La-Z-Boy sells branded recliners and upholstered furniture through company-owned stores and dealer networks, while FIGS sells premium scrubs and medical apparel directly to healthcare workers online. ...
Investment Analysis

La-Z-Boy
LZB
Pros
- La-Z-Boy reported a 3.04% revenue growth to $2.11 billion in 2025, reflecting steady top-line expansion.
- The company maintains a strong liquidity position with a current ratio of 1.91 and manageable debt levels.
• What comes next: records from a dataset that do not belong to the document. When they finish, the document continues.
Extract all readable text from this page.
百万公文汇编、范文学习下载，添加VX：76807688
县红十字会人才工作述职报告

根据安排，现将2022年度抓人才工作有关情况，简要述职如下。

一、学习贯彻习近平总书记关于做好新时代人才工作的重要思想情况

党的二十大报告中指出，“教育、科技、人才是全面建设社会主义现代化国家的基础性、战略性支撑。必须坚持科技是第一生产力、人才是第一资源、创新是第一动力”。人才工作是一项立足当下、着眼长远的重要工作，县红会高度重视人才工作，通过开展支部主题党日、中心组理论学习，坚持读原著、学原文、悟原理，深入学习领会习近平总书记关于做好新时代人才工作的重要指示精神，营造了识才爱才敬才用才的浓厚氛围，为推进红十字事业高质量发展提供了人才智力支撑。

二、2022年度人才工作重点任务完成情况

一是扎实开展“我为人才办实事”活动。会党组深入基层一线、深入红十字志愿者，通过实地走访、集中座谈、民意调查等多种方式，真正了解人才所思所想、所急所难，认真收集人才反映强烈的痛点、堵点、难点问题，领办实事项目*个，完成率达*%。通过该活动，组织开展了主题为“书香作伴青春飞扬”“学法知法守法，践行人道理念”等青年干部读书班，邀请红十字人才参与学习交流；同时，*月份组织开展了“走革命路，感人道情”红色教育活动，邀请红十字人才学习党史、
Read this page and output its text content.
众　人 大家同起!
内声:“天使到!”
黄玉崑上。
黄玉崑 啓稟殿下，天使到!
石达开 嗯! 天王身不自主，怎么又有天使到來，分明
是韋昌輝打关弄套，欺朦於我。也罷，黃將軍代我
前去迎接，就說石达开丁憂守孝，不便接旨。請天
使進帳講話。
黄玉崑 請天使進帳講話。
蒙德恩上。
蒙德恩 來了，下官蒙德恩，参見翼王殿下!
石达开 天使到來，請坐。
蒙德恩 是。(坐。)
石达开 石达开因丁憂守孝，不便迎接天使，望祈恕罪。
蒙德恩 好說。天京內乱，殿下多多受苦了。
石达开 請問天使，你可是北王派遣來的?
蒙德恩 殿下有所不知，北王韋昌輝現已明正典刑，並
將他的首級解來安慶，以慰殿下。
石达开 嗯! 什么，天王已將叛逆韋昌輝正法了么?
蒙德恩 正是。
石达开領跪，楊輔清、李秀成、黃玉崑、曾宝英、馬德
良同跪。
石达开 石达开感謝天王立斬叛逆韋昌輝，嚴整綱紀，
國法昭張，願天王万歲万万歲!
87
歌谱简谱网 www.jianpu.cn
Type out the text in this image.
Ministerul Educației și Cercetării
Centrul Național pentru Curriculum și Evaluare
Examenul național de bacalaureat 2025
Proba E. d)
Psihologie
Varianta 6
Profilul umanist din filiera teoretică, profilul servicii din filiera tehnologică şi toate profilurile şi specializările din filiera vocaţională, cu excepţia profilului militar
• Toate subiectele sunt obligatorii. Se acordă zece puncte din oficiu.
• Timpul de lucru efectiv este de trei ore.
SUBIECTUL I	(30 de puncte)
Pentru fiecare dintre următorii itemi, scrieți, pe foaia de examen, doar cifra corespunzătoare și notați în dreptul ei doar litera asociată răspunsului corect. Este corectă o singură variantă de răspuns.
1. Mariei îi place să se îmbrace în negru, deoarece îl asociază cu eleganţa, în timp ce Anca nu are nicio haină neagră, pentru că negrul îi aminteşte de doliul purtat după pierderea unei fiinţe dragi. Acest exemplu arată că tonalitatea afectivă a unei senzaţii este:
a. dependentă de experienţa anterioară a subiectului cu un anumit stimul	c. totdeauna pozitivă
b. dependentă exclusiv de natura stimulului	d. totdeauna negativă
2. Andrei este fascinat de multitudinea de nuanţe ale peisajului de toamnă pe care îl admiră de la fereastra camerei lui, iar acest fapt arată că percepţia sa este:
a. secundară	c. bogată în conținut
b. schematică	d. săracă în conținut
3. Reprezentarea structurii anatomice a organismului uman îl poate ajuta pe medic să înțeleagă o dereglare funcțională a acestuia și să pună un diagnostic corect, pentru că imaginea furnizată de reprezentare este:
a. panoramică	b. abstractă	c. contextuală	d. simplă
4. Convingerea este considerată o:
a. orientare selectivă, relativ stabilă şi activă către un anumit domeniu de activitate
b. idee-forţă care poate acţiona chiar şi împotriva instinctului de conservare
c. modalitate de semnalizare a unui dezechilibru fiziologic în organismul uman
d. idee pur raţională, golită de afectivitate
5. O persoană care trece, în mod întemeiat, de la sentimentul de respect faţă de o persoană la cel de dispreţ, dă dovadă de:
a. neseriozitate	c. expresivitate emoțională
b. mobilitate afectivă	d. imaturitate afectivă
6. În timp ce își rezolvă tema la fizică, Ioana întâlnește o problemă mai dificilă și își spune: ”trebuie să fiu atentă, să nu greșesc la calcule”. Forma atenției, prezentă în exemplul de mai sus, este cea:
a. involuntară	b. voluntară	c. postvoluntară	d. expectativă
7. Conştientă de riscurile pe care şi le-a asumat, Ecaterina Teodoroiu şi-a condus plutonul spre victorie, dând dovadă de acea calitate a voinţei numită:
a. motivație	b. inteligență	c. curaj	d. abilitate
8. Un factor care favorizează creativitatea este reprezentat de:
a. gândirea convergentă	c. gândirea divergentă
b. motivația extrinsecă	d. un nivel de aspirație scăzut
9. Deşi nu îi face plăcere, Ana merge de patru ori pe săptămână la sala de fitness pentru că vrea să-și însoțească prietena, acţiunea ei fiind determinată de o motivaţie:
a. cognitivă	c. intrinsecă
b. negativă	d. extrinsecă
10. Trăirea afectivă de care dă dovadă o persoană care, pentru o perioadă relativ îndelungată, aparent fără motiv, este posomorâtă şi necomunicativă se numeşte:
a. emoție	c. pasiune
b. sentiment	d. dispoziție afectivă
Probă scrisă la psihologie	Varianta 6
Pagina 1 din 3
- La-Z-Boy benefits from diversified business segments including wholesale, retail, and corporate, supporting revenue stability.
Considerations
- Earnings declined by 18.81% in 2025, impacted by weaker profitability despite revenue growth.
- Sales challenges with its Joybird brand have weighed on performance, leading to recent share price declines.
- The stock trades at a premium price-to-earnings ratio compared to industry peers, implying valuation risk.

FIGS
FIGS
Pros
- FIGS, Inc. has established a strong presence in the healthcare apparel market, growing brand recognition.
- The company has reported consistent revenue growth driven by product innovation and expanding customer base.
- FIGS's focus on direct-to-consumer sales supports higher margin potential and customer engagement.
Considerations
- FIGS faces significant competition in the uniform and medical apparel sector, which could pressure growth.
- The company's stock has shown volatility, reflecting execution risks and sensitivity to market sentiment.
- Dependence on a niche market like healthcare apparel may limit diversification and expose FIGS to sector-specific risks.